While their taste in literature may be laudable, their elitist view is not.

Libraries have never faced a more difficult time. They are under siege from the rise of ebooks and the ever-increasing panoply of leisure activities available. Anything that attracts new customers to libraries is to be welcomed.

EL James' book appears at number three on the list of most popular authors: beaten only by thriller writer Lee Child, whose 2011 volume The Affair and 2012 sequel A Wanted Man are at one and two respectively.

James deserves every credit for her success. Her volume inspired a literary revolution, changing the game for publishers and clocking up huge sales.

Her tale of the explicitly erotic and frequently dark relationship between college graduate Anastasia Steele and young business magnate Christian Grey may not be to everybody's taste. However, its success had one undeniable and unequivocally positive effect: it encouraged more people to read.

And that, whether you prefer Shakespeare or not, is good.

When JK Rowling was smashing records with her Harry Potter books, there was a similar debate. Surely the people of Britain deserved more from their authors than a tale of the boy wizard who duels with a creation called Voldermort?

It was nonsense then and it is now.

Libraries are pillars of our society. They provide social cohesion, they advance standards of literacy and they promote a sense of togetherness among the community. They offer solace and inspiration; knowledge gives us power.

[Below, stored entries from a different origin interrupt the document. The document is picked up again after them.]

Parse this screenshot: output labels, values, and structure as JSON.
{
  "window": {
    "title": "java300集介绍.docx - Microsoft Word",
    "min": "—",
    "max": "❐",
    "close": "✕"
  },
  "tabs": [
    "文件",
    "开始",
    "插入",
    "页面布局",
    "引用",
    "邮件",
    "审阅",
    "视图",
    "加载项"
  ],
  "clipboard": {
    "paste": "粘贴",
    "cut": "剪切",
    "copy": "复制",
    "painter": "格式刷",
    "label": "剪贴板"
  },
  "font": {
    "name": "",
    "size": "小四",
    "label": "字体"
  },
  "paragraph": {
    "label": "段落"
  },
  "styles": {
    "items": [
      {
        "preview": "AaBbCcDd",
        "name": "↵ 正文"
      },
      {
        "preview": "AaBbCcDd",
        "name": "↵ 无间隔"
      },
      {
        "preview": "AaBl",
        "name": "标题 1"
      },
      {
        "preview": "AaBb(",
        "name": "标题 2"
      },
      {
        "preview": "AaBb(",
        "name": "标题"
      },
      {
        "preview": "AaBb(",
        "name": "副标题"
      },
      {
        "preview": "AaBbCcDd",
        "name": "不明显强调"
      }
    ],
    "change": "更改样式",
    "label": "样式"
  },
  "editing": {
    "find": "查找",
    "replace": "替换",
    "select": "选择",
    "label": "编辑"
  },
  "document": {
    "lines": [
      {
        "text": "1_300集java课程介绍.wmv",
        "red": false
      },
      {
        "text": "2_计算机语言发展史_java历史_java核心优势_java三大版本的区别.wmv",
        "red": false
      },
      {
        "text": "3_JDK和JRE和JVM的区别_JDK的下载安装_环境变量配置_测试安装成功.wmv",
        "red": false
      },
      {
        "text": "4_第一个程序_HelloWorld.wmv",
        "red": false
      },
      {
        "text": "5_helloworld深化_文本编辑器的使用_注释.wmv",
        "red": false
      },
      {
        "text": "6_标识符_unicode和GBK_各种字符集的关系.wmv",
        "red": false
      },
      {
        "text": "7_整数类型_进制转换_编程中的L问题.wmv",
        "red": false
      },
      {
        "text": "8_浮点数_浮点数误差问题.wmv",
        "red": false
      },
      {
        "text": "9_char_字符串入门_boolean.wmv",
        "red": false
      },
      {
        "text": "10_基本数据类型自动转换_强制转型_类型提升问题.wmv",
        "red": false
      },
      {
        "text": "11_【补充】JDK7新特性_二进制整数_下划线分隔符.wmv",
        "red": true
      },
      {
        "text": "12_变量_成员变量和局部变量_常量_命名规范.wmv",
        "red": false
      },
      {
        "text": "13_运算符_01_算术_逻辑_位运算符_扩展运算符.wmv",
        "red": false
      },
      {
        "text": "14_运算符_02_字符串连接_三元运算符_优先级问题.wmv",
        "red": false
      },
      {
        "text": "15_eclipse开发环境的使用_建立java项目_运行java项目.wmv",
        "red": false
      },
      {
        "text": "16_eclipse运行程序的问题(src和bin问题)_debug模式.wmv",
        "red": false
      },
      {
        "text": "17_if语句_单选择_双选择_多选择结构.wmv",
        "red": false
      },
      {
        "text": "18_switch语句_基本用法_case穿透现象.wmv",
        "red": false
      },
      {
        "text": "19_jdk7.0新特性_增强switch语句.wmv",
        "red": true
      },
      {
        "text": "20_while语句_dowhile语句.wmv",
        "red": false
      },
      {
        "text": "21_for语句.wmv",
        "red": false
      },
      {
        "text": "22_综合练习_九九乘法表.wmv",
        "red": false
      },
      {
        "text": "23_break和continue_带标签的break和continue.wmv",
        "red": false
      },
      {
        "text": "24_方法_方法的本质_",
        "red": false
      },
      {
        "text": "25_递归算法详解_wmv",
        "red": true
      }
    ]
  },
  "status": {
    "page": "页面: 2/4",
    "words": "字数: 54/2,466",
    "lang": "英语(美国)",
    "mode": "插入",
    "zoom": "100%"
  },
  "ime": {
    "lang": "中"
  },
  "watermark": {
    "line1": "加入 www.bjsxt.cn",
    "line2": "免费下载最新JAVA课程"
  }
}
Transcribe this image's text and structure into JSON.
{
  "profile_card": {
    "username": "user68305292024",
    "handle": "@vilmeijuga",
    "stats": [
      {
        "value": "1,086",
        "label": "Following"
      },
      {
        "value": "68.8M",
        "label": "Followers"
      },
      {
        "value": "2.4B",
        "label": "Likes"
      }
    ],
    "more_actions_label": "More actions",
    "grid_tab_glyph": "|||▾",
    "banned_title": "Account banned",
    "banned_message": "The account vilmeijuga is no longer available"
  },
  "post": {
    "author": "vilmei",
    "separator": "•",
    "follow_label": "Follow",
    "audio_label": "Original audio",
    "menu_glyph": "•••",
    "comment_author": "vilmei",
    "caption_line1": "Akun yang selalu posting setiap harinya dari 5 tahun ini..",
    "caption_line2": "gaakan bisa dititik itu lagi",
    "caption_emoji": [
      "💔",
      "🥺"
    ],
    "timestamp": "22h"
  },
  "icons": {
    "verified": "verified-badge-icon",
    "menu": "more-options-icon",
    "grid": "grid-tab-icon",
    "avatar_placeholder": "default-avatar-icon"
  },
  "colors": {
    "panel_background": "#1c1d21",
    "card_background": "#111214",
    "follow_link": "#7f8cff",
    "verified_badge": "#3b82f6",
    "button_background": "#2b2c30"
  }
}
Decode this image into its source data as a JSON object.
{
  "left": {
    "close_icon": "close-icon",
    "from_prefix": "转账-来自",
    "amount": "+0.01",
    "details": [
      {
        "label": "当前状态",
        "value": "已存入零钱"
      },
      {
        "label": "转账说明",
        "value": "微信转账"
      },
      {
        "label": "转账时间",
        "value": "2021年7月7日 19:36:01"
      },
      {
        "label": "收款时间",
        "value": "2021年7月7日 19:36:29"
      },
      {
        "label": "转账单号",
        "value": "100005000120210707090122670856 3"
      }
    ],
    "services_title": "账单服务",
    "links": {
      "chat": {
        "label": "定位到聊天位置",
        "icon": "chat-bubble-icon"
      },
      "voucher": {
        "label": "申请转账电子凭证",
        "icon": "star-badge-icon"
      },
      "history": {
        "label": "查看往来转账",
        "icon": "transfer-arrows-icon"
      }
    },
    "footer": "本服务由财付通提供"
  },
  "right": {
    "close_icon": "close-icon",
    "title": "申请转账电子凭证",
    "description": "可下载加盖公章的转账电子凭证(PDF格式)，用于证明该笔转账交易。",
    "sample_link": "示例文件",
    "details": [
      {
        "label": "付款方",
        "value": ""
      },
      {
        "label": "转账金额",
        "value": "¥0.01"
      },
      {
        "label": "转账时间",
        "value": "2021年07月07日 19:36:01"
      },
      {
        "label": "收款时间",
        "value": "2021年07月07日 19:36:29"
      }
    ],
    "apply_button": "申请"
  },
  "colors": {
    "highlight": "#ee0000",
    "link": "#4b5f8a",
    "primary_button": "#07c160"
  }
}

Okay, so EL James' may not move us in the same way as some of Britain's greatest authors – but she encouraged hundreds of thousands of non-readers to enjoy the simple pleasures of a book.

Other authors on the most-loaned list include Jeff Kinney (Diary of a Wimpy Kid) and American author James Patterson.

Charles Dickens, Agatha Christie and CS Lewis were populist authors who wrote for the masses. EL James will never match up to those great writers; but her works have a similar effect.